Ah, this modifies what I just said.
Perhaps there is a software solution for doing it in batches, but yes, I see how the confirmation system needs to be worked out first.
The main issue is that there is no way to notify users that their accounts are somewhere and that they can create a password, because we (of course) don't have access to email addresses. I am thinking that any users created before the import will easily get their posts, and people who notice afterwards we'll have to do manually on-request.
How about a welcome to forum thread so people can introduce themselves and also would be easy for us to know who is registered at which of the available forums?
There is currently a global announcement across the forum where people are saying hi (http://fextralife.co...bioware-forums/) - I can repurpose it for introductions as well so it's visible on all categories
What is the overall strategy for account/user name mapping? As I see it, there are several cases to consider:
1) Non-BSN pre-existing fextra user name that collides with BSN user name
2) BSN user name that is not yet registered in fextra
3) BSN user name that is dormant and will never be registered at fextra (some of these are quite important, like Bioware employees that used to post good stuff)
4) BSN user that is registered at fextra, but their fextra name is not an exact string match with original BSN user name (they might have come to the two sites independently at different points in time, but are the same person).
5) BSN and fextra names are perfect match and are the same person (the happy case)
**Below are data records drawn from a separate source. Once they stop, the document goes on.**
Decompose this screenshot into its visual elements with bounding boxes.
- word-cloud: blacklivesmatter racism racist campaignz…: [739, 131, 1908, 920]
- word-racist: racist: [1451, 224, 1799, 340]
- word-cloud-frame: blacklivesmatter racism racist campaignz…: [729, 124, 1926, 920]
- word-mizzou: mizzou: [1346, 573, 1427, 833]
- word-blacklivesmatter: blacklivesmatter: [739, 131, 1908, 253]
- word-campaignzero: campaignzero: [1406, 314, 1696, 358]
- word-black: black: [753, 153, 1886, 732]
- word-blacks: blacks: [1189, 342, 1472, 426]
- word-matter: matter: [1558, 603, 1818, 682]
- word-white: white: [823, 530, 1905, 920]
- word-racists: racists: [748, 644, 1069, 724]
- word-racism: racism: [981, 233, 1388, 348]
For the sake of legacy/archival content, I don't think the full profile details of a user are that important. Minimally, we just need to know that post A and reply B were two different people. And when reply C quotes reply B, we know who is being quoted. And that all posts by A can be browsed (currently this can be done from the Profile page). All the rest isn't essential. I wouldn't even expect for number of views or likes to be preserved.
It's also important for the search-by-name function to work across legacy content. Use case: I remember that Patrick Weekes posted something interesting in 2014, but that's all I remember about it. I should be able to search successfully given just that information.
Indeed, this is one of the challenges of importing!
1) We will find these programatically on import, then match and disambiguate these with a symbol. Merge if same person (ie. Me)
2) I'm looking at possibly creating a "ghost account" that isn't really an account but holds the posts of say Person A on Bioware. This person then realizes they want to sign up, do so normally, then message me and confirm their identity, and I assign them all posts of Person A
3) Possibly it will be a simple username display that is not actually an account.
4) We will find these programatically and match them (for example, people with spaces have probably become user_name)
5) Easy peasy
Indeed as you say the naming is important for searches, so I'll try and find a good way to make these "ghost" users display something useful.
Separate question, will you automate BBCode conversion during the scrape, or do that as a post-process step?
Fortunately, they are mostly minor edits. Inline images, spoilers, quotes, font sizes and emoticons where the biggest syntax issues that I saw.
Details here:
http://fextralife.co...opy-paste-test/
Yes I plan on converting everything to bbcode before the import. Will probably use something like html>bbcode which means not everything will display well, but it should save a lot of work.
Progress Update:
The Mass Effect forum is enormous. My computer nearly exploded. But it's hanging in there!